The Hess Report

Friday, October 28, 2005

The Dogs of Morning 

Piper sleeps on a little doggie bed in our room. She has a favorite blanket. It's very cute. When we first got her, she would wake up when I got up for the day, which is usually pretty early. After about a week of that, though, she got used to it and began to blissfully ignore my morning routine.

Yesterday morning, I was awakened just before my alarm went off by a soft click-clicking, coming from the hallway. It took me a second, but I recognized it as Piper's claws tapping the hardwood as she trotted around the house. Unusual. Intruder alert? was my first thought, which it always is, but that was quickly dismissed. Piper would have been barking her head off. The second thought was: she has to pee. Crap. It's been dipping to the mid thirties overnight here, and while that will be welcome come the end of January, it's still a pretty chilly thought at the end of October.

I got up, grabbed her collar and leash, and threw on my coat. She was happy to see me out of bed, and zipped to the front door, wagging her tail. Once she was leashed, we went outside. Walked around a bit, and all she did was sniff the cold air. Walked across the cul-de-sac, which I hoped would induce some doggie-urination so we could get back inside. No luck. After a few minutes, I said, "Let's go girl."

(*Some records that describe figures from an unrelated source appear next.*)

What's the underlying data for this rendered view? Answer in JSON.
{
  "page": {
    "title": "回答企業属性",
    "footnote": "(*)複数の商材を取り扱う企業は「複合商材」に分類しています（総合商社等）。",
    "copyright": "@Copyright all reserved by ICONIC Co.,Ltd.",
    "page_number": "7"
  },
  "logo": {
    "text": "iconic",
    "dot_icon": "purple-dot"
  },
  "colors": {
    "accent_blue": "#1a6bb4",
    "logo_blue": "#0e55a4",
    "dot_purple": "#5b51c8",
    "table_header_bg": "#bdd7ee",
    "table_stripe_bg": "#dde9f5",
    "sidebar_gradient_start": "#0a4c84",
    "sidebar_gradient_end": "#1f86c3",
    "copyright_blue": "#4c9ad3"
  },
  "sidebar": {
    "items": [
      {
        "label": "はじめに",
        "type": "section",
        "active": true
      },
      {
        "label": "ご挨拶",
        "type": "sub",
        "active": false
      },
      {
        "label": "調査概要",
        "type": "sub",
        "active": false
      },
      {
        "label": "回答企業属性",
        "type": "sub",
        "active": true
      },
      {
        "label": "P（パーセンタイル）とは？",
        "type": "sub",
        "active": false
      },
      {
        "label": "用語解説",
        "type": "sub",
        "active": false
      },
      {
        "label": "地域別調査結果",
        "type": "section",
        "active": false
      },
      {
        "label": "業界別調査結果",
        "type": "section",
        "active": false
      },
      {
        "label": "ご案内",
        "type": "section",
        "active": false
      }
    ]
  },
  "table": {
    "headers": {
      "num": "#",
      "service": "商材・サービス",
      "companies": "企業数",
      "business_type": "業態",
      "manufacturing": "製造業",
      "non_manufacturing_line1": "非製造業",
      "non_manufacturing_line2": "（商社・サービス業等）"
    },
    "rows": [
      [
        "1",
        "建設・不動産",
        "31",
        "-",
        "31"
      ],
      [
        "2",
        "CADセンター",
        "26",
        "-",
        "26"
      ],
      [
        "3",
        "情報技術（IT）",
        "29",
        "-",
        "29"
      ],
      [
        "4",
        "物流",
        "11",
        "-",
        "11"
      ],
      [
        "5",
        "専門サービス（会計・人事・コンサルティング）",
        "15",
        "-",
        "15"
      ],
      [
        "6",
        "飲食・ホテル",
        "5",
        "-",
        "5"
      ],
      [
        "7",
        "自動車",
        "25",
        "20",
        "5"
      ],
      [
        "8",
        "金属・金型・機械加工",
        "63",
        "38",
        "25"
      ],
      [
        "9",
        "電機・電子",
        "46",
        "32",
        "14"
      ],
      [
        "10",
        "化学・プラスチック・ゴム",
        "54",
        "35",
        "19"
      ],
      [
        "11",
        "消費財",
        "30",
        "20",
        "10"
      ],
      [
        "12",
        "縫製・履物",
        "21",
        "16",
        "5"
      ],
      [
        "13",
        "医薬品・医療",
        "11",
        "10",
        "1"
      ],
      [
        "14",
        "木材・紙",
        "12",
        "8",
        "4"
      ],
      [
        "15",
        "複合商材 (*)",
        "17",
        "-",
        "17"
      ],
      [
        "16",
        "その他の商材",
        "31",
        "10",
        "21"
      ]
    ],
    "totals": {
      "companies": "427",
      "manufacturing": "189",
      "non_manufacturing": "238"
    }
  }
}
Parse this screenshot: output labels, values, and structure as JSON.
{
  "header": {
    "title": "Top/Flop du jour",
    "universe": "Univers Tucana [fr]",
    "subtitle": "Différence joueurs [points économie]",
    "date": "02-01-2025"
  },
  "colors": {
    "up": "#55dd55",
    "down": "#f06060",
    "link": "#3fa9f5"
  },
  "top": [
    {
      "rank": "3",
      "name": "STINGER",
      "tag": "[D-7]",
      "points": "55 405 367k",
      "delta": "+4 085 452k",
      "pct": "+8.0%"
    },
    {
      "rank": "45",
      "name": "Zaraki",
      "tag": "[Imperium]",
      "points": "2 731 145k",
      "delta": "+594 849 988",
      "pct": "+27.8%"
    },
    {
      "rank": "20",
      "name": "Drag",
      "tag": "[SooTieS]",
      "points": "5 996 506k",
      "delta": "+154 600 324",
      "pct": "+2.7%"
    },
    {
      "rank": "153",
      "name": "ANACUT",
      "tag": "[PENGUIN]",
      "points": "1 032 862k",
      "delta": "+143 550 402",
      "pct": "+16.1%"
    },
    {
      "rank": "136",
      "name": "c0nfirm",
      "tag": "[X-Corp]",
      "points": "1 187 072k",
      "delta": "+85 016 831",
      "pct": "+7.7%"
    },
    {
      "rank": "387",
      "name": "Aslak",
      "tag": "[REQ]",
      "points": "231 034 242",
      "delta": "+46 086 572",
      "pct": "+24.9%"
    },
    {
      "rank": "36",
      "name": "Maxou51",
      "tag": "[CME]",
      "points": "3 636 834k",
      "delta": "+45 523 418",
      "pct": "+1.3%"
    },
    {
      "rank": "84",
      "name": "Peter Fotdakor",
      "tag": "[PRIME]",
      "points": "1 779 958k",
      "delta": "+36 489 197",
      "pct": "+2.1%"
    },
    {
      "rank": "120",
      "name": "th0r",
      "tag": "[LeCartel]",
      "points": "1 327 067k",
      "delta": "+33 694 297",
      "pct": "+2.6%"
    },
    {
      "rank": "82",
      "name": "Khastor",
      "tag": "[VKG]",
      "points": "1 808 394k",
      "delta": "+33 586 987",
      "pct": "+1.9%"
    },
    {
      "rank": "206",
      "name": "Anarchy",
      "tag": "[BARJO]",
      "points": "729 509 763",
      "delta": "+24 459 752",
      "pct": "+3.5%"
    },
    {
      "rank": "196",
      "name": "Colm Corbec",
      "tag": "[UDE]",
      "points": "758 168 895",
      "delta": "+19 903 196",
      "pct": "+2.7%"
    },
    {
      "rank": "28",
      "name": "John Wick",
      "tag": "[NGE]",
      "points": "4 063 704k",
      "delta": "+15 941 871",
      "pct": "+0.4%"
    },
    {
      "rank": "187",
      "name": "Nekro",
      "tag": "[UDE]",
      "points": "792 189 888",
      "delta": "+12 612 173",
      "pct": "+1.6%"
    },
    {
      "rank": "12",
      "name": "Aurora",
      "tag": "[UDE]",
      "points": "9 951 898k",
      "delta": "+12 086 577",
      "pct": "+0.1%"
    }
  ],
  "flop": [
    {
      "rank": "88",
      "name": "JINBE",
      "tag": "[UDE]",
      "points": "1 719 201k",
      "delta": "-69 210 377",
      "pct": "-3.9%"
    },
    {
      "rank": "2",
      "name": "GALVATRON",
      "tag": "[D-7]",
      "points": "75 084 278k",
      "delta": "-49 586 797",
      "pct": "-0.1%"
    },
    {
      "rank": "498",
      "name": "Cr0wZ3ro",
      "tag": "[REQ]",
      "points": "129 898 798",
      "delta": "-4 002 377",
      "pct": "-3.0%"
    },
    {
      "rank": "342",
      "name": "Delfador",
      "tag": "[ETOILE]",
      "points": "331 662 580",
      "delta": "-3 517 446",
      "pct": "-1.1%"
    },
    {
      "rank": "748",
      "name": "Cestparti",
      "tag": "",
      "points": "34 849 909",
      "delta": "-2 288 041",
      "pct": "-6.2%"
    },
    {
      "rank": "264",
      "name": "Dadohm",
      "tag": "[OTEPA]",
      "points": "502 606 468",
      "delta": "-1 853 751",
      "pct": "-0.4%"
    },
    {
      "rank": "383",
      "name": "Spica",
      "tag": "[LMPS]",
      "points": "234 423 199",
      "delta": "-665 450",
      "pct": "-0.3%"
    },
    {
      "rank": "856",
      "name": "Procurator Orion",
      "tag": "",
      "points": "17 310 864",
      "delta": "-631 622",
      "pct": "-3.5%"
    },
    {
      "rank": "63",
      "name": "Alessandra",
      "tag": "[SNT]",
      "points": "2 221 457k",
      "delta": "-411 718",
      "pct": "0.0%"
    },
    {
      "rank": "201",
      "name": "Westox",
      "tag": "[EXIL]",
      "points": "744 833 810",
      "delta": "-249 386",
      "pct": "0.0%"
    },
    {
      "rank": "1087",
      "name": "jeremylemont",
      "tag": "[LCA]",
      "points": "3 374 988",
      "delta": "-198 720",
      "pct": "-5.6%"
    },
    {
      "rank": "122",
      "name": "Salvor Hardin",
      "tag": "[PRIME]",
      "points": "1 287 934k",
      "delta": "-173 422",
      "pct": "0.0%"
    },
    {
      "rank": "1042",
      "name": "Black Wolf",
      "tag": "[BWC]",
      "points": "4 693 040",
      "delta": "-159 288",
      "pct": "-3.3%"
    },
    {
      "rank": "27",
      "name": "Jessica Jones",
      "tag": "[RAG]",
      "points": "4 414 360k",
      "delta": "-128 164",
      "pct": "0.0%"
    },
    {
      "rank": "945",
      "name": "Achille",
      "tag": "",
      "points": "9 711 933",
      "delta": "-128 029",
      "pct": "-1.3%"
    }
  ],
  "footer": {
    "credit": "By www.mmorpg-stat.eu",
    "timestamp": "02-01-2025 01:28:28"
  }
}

As soon as we returned to our yard, I heard my neighbor's voice, calling to her dogs. They were out in her back yard, which is fenced. She has, um, a lot of dogs. Many of them large. They're all friendly to me, except Leisel. She doesn't like people all that much.

That's when I noticed that Leisel wasn't with the other dogs. She was in the front yard of the property that adjoins ours, and running straight for us. Fortunately, I had left the main door to our house open, which meant I only had to pull open the storm door to get us inside. "Piper run!" I said, and gave a yank on the leash. She had seen Leisel, though, and wasn't about to run, so I had to kind of drag her sideways. For some reason, little Miss Piper-Pants, who weighs all of seventeen pounds, thinks it's a spectacular idea to attack big dogs when she sees them. And she wanted a piece of Leisel.

Now, I'm not sure if Leisel was just eager to make friends with Piper, or to take a shot at me, or whatever. My real concern was that Piper would attack Leisel, and Leisel would grab onto Piper and turn her into Swiss cheese.

In the next instant, I got a good visualization of throwing a solid back kick and connecting. If you hit a human with a good one straight through their center of mass, you'll most likely crack some of their ribs. A dog would probably be different, because they're significantly more flexible, and a charging dog doesn't really present you with a rib target anyway. You would have to be dead on, or hit them with a crossing kick, which didn't occur to me at the time.

Of course, I didn't want to kick the neighbor's dog, because I like my neighbors as much as I don't like hurting animals, which is quite a bit in both cases. But the flash visualization was a good sign, because it's like the one you get when playing football or shooting or laying down a line in a sketch: when you see it in your head properly the instant before you do it, it usually happens just the way you pictured.

When Leisel was two yards out and charging, I gave a kind of barking shout at her. Her and Piper both yelped, and Leisel cowered and backed off for a second, giving me enough time to get inside. Whew.

Once we were deleashed and defrocked, Piper didn't seem to care or think twice about it, but my body had been ready to fight, so I was all jazzed and jittery. I freaking hate that.

So back to my original puzzlement over what woke Piper, seeing as she didn't have to pee or anything. I'm guessing that she heard Leisel running around outside and got up to investigate. Well, good for her. I've found that I sleep a little more soundly with the pooch in the house, as I'm now fairly confident that she makes a great burglar alarm. She's not big or loud enough to intimidate an intruder, but she has much better hearing than I ever will, and that would give us an extra minute or two in case of emergency. I can have the Saiga out, loaded and chambered in just under twenty seconds, so that works just fine for me.

Good doggy.

Dogs....A wonderful added demension to the human race.